How do you find the second linearly independent solution using reduction of order.
Examples
$\displaystyle
t^{2}y'' + 6ty' +6y = 0
t > 0
f(t) = t^{-2}
$
$\displaystyle
ty'' + (1-2t)y' + (t-1)y = 0
t > 0
f(t) = e^t
$
How do you find the second linearly independent solution using reduction of order.
Examples
$\displaystyle
t^{2}y'' + 6ty' +6y = 0
t > 0
f(t) = t^{-2}
$
$\displaystyle
ty'' + (1-2t)y' + (t-1)y = 0
t > 0
f(t) = e^t
$
Suppose we have $\displaystyle t^{2}y'' + 6ty' +6y = 0, \ t > 0, \ y_{1}(t) = t^{-2}$.

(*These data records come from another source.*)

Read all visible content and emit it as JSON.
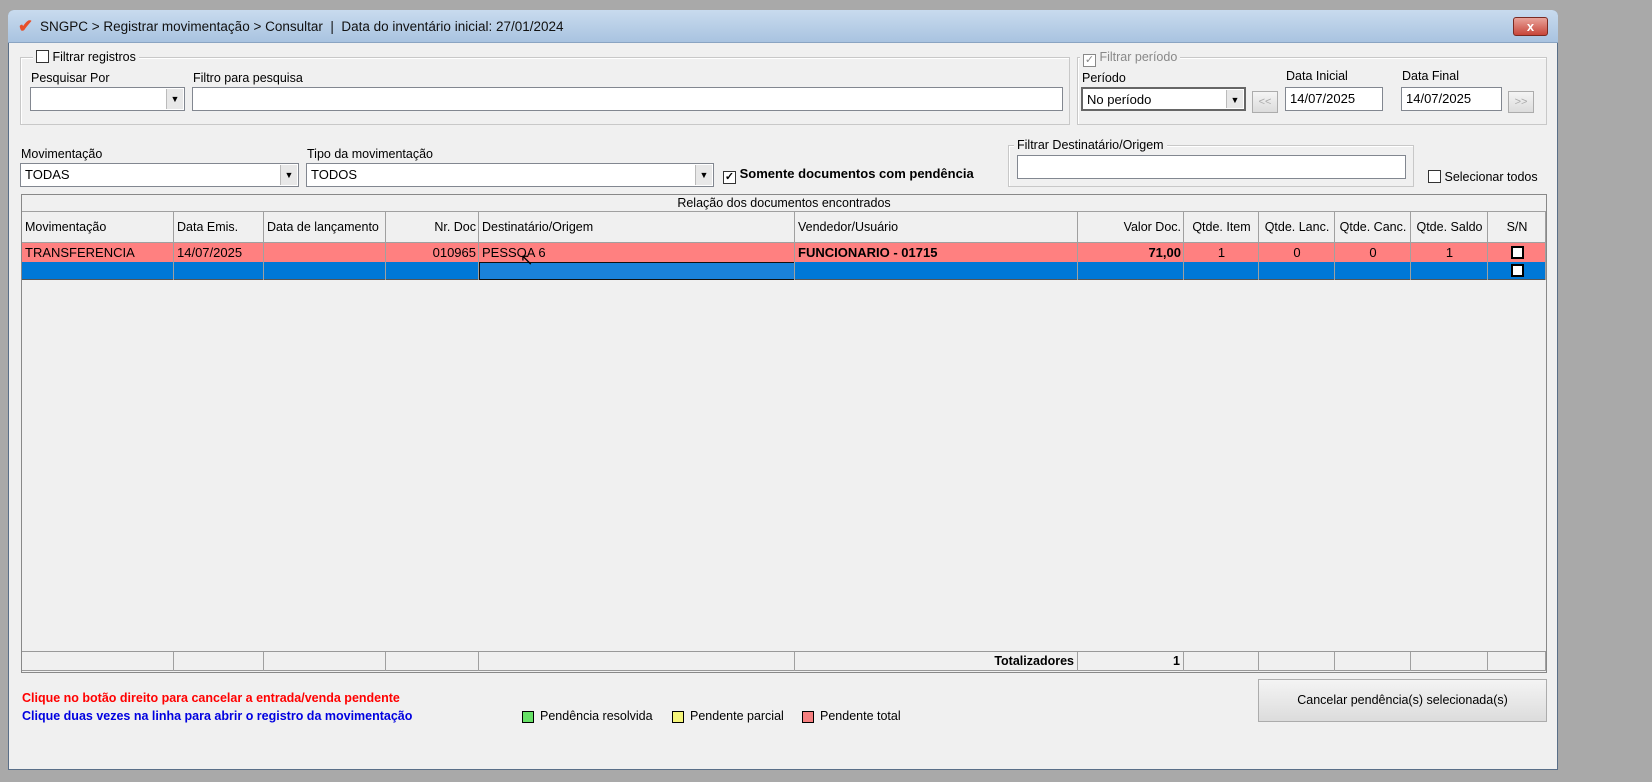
{
  "window": {
    "title": "SNGPC > Registrar movimentação > Consultar  |  Data do inventário inicial: 27/01/2024",
    "close_label": "x"
  },
  "filter_records": {
    "label": "Filtrar registros",
    "checked": false,
    "search_by_label": "Pesquisar Por",
    "search_by_value": "",
    "filter_label": "Filtro para pesquisa",
    "filter_value": ""
  },
  "filter_period": {
    "label": "Filtrar período",
    "checked": true,
    "period_label": "Período",
    "period_value": "No período",
    "start_label": "Data Inicial",
    "start_value": "14/07/2025",
    "end_label": "Data Final",
    "end_value": "14/07/2025",
    "prev_label": "<<",
    "next_label": ">>"
  },
  "movement": {
    "label": "Movimentação",
    "value": "TODAS"
  },
  "movement_type": {
    "label": "Tipo da movimentação",
    "value": "TODOS"
  },
  "pending_only": {
    "label": "Somente documentos com pendência",
    "checked": true
  },
  "recipient_filter": {
    "label": "Filtrar Destinatário/Origem",
    "value": ""
  },
  "select_all": {
    "label": "Selecionar todos",
    "checked": false
  },
  "table": {
    "caption": "Relação dos documentos encontrados",
    "columns": [
      "Movimentação",
      "Data Emis.",
      "Data de lançamento",
      "Nr. Doc",
      "Destinatário/Origem",
      "Vendedor/Usuário",
      "Valor Doc.",
      "Qtde. Item",
      "Qtde. Lanc.",
      "Qtde. Canc.",
      "Qtde. Saldo",
      "S/N"
    ],
    "rows": [
      [
        "TRANSFERENCIA",
        "14/07/2025",
        "",
        "010965",
        "PESSOA 6",
        "FUNCIONARIO - 01715",
        "71,00",
        "1",
        "0",
        "0",
        "1",
        ""
      ]
    ],
    "totals_label": "Totalizadores",
    "totals_value": "1"
  },
  "hints": {
    "right_click": "Clique no botão direito para cancelar a entrada/venda pendente",
    "double_click": "Clique duas vezes na linha para abrir o registro da movimentação"
  },
  "legend": [
    {
      "label": "Pendência resolvida",
      "color": "#66e066"
    },
    {
      "label": "Pendente parcial",
      "color": "#f5f57a"
    },
    {
      "label": "Pendente total",
      "color": "#f57f7f"
    }
  ],
  "cancel_button": "Cancelar pendência(s) selecionada(s)",
  "colors": {
    "row_pending": "#ff8080",
    "row_selected": "#0078d7"
  }
}
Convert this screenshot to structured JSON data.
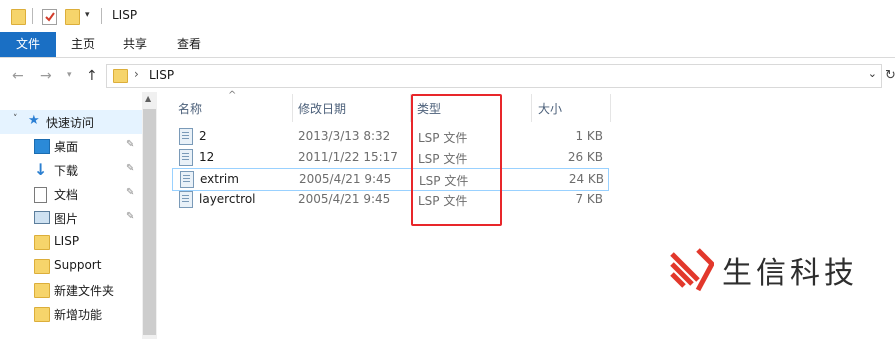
{
  "titlebar": {
    "title": "LISP"
  },
  "ribbon": {
    "tabs": [
      "文件",
      "主页",
      "共享",
      "查看"
    ]
  },
  "address": {
    "path_item": "LISP",
    "separator": "›"
  },
  "navpane": {
    "items": [
      {
        "label": "快速访问",
        "icon": "star-icon",
        "pinned": false,
        "active": true
      },
      {
        "label": "桌面",
        "icon": "desktop-icon",
        "pinned": true
      },
      {
        "label": "下载",
        "icon": "download-icon",
        "pinned": true
      },
      {
        "label": "文档",
        "icon": "document-icon",
        "pinned": true
      },
      {
        "label": "图片",
        "icon": "picture-icon",
        "pinned": true
      },
      {
        "label": "LISP",
        "icon": "folder-icon",
        "pinned": false
      },
      {
        "label": "Support",
        "icon": "folder-icon",
        "pinned": false
      },
      {
        "label": "新建文件夹",
        "icon": "folder-icon",
        "pinned": false
      },
      {
        "label": "新增功能",
        "icon": "folder-icon",
        "pinned": false
      }
    ]
  },
  "filelist": {
    "columns": [
      "名称",
      "修改日期",
      "类型",
      "大小"
    ],
    "rows": [
      {
        "name": "2",
        "date": "2013/3/13 8:32",
        "type": "LSP 文件",
        "size": "1 KB"
      },
      {
        "name": "12",
        "date": "2011/1/22 15:17",
        "type": "LSP 文件",
        "size": "26 KB"
      },
      {
        "name": "extrim",
        "date": "2005/4/21 9:45",
        "type": "LSP 文件",
        "size": "24 KB"
      },
      {
        "name": "layerctrol",
        "date": "2005/4/21 9:45",
        "type": "LSP 文件",
        "size": "7 KB"
      }
    ]
  },
  "watermark": {
    "text": "生信科技"
  },
  "colors": {
    "accent": "#1a6fc4",
    "highlight": "#e8262a",
    "folder": "#f6d46b",
    "logo_red": "#e2382c"
  }
}
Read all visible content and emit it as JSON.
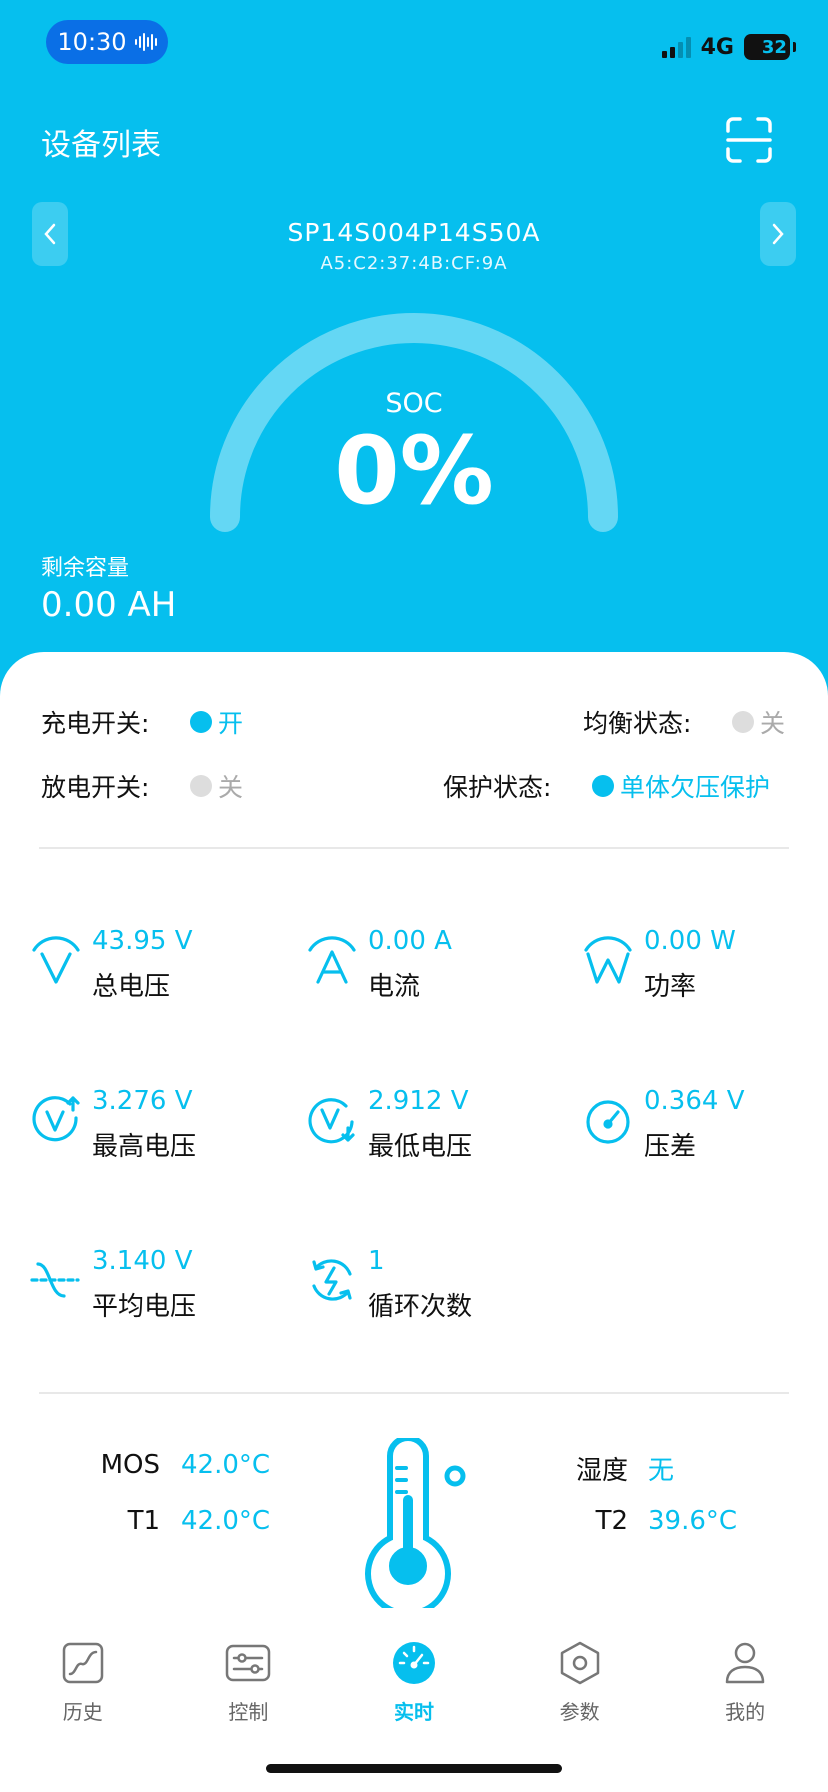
{
  "status_bar": {
    "time": "10:30",
    "network": "4G",
    "battery": "32",
    "battery_level": 0.32
  },
  "header": {
    "title": "设备列表",
    "scan_icon": "scan-icon"
  },
  "device": {
    "name": "SP14S004P14S50A",
    "mac": "A5:C2:37:4B:CF:9A"
  },
  "soc": {
    "label": "SOC",
    "value": "0%"
  },
  "capacity": {
    "label": "剩余容量",
    "value": "0.00 AH"
  },
  "switches": {
    "charge": {
      "label": "充电开关:",
      "value": "开",
      "on": true
    },
    "discharge": {
      "label": "放电开关:",
      "value": "关",
      "on": false
    },
    "balance": {
      "label": "均衡状态:",
      "value": "关",
      "on": false
    },
    "protection": {
      "label": "保护状态:",
      "value": "单体欠压保护",
      "on": true
    }
  },
  "metrics": [
    {
      "value": "43.95 V",
      "label": "总电压",
      "icon": "voltage-icon"
    },
    {
      "value": "0.00 A",
      "label": "电流",
      "icon": "current-icon"
    },
    {
      "value": "0.00 W",
      "label": "功率",
      "icon": "power-icon"
    },
    {
      "value": "3.276 V",
      "label": "最高电压",
      "icon": "max-voltage-icon"
    },
    {
      "value": "2.912 V",
      "label": "最低电压",
      "icon": "min-voltage-icon"
    },
    {
      "value": "0.364 V",
      "label": "压差",
      "icon": "gauge-icon"
    },
    {
      "value": "3.140 V",
      "label": "平均电压",
      "icon": "average-voltage-icon"
    },
    {
      "value": "1",
      "label": "循环次数",
      "icon": "cycle-icon"
    }
  ],
  "temps": {
    "mos": {
      "label": "MOS",
      "value": "42.0°C"
    },
    "t1": {
      "label": "T1",
      "value": "42.0°C"
    },
    "humidity": {
      "label": "湿度",
      "value": "无"
    },
    "t2": {
      "label": "T2",
      "value": "39.6°C"
    },
    "icon": "thermometer-icon"
  },
  "tabs": [
    {
      "label": "历史",
      "icon": "history-chart-icon",
      "active": false
    },
    {
      "label": "控制",
      "icon": "sliders-icon",
      "active": false
    },
    {
      "label": "实时",
      "icon": "dashboard-icon",
      "active": true
    },
    {
      "label": "参数",
      "icon": "hexagon-settings-icon",
      "active": false
    },
    {
      "label": "我的",
      "icon": "user-icon",
      "active": false
    }
  ],
  "colors": {
    "accent": "#06bfee",
    "status_pill": "#0a6fe6",
    "off_dot": "#dddddd"
  }
}
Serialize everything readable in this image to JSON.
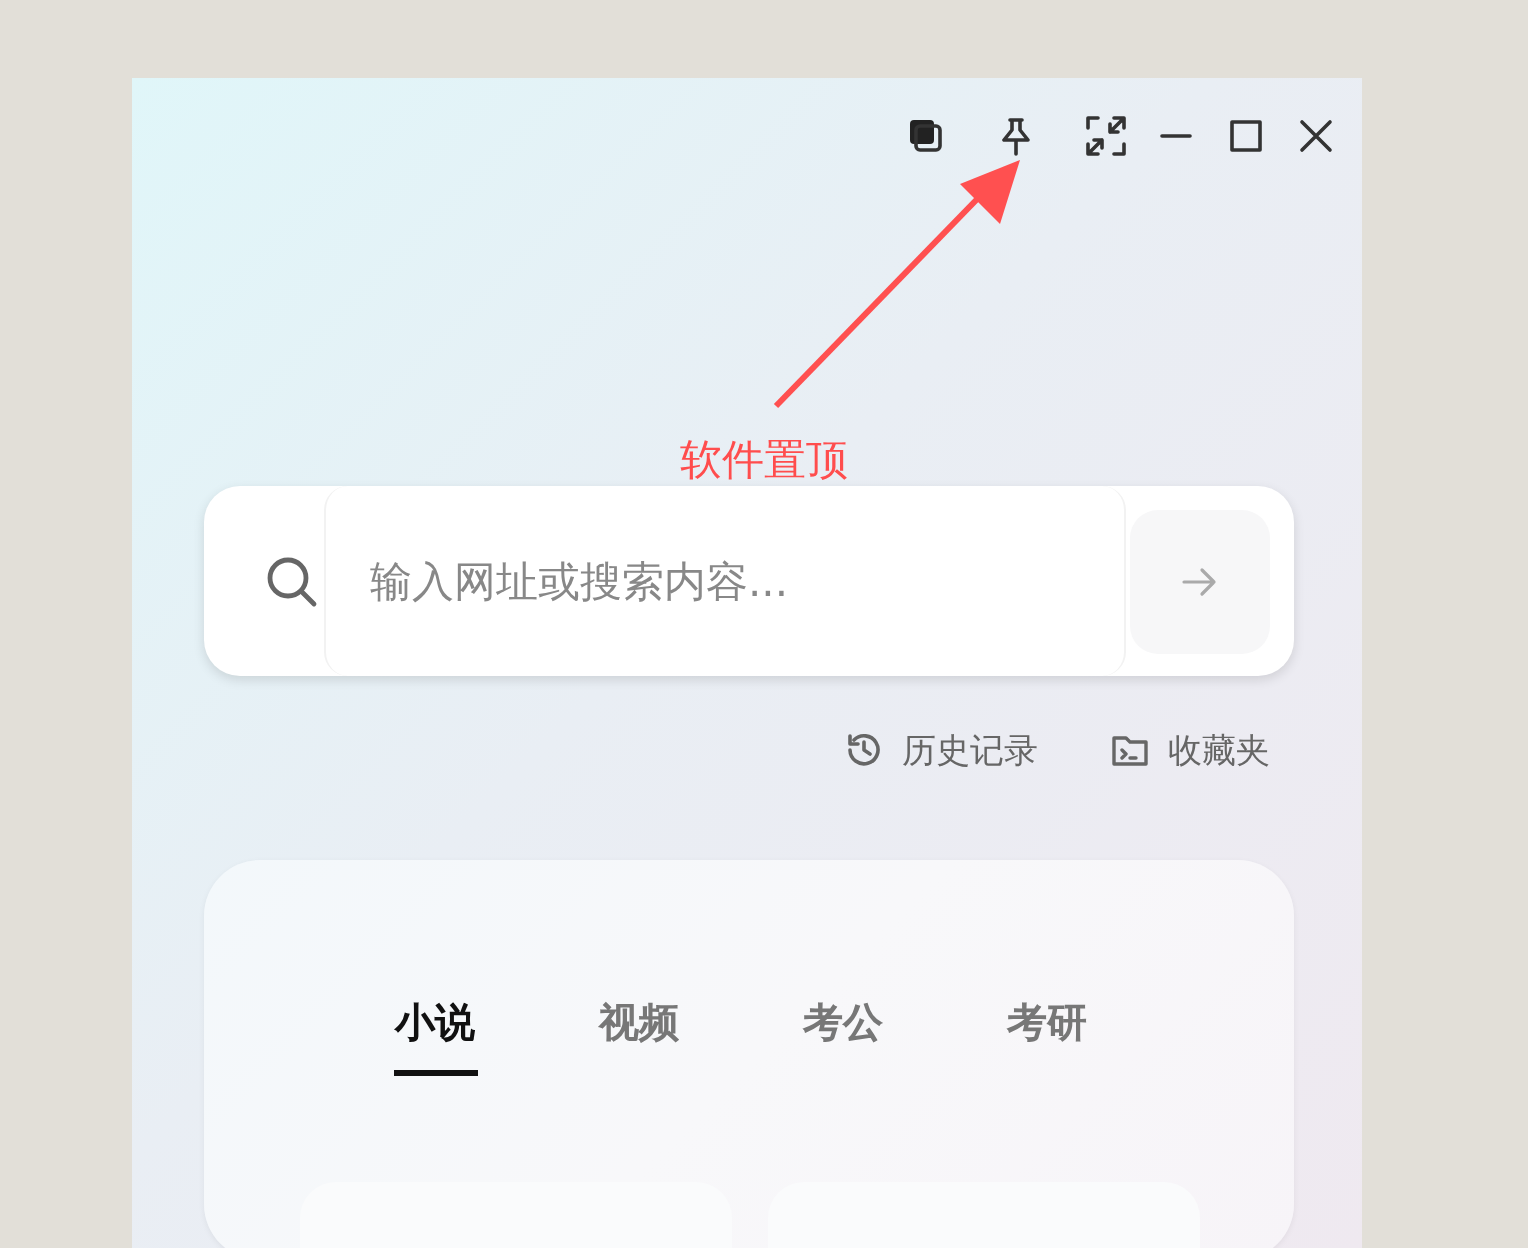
{
  "annotation": {
    "label": "软件置顶"
  },
  "search": {
    "placeholder": "输入网址或搜索内容..."
  },
  "links": [
    {
      "kind": "history",
      "label": "历史记录"
    },
    {
      "kind": "folder",
      "label": "收藏夹"
    }
  ],
  "tabs": [
    {
      "label": "小说",
      "selected": true
    },
    {
      "label": "视频",
      "selected": false
    },
    {
      "label": "考公",
      "selected": false
    },
    {
      "label": "考研",
      "selected": false
    }
  ]
}
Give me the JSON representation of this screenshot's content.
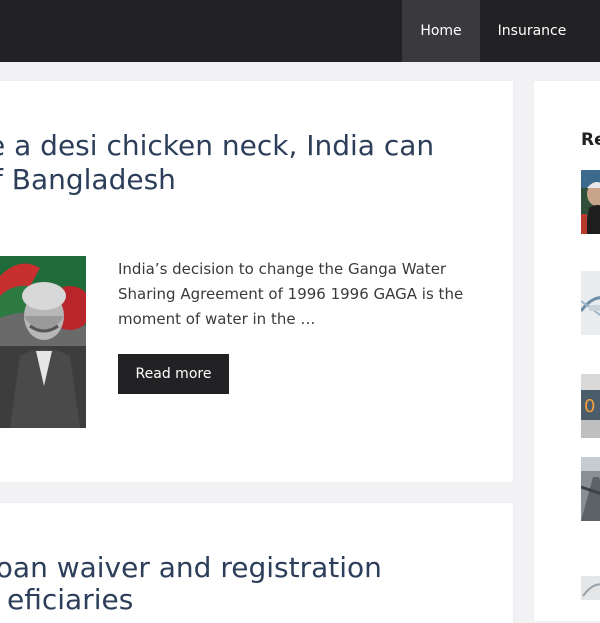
{
  "nav": {
    "items": [
      {
        "label": "Home"
      },
      {
        "label": "Insurance"
      }
    ]
  },
  "posts": [
    {
      "title_lines": [
        "e a desi chicken neck, India can",
        "f Bangladesh"
      ],
      "excerpt": "India’s decision to change the Ganga Water Sharing Agreement of 1996 1996 GAGA is the moment of water in the …",
      "read_more": "Read more"
    },
    {
      "title_lines": [
        " loan waiver and registration",
        "eficiaries"
      ]
    }
  ],
  "sidebar": {
    "heading": "Re"
  },
  "colors": {
    "nav_bg": "#222124",
    "nav_active_bg": "#3a3a3e",
    "title": "#2c3e5a",
    "button_bg": "#222124",
    "page_bg": "#f2f2f4"
  }
}
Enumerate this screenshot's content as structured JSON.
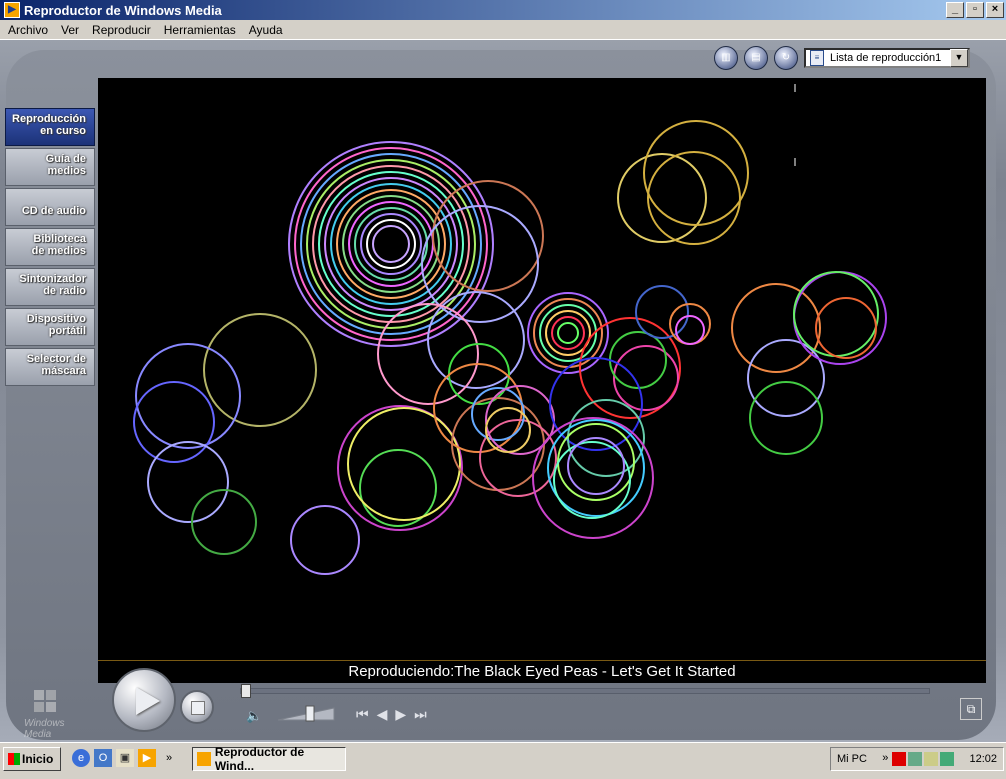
{
  "window": {
    "title": "Reproductor de Windows Media",
    "controls": [
      "_",
      "▫",
      "×"
    ]
  },
  "menu": [
    "Archivo",
    "Ver",
    "Reproducir",
    "Herramientas",
    "Ayuda"
  ],
  "toolbar": {
    "playlist_value": "Lista de reproducción1"
  },
  "sidebar": {
    "items": [
      {
        "label": "Reproducción\nen curso",
        "active": true
      },
      {
        "label": "Guía de\nmedios"
      },
      {
        "label": "CD de audio"
      },
      {
        "label": "Biblioteca\nde medios"
      },
      {
        "label": "Sintonizador\nde radio"
      },
      {
        "label": "Dispositivo\nportátil"
      },
      {
        "label": "Selector de\nmáscara"
      }
    ]
  },
  "status": {
    "now_playing": "Reproduciendo:The Black Eyed Peas - Let's Get It Started"
  },
  "logo": {
    "text": "Windows Media"
  },
  "taskbar": {
    "start_label": "Inicio",
    "task_label": "Reproductor de Wind...",
    "mypc_label": "Mi PC",
    "clock": "12:02",
    "chevron": "»"
  },
  "colors": {
    "accent_title": "#0a246a",
    "active_nav": "#1c3278",
    "visual_bg": "#000000"
  }
}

We know that the second solution will have the form $\displaystyle y_{2}(t) = v(t)y_{1}(t) $. Now:
$\displaystyle y_{2}(t) = t^{-2}v $
$\displaystyle y_{2}'(t) = -2t^{-3}v+t^{-2}v' $
$\displaystyle y_{2}''(t) = \cdots $
Plug these into differential equation. You will get an expression only involving derivatives of $\displaystyle v $. Then make a substitution to get a linear first order differential equation.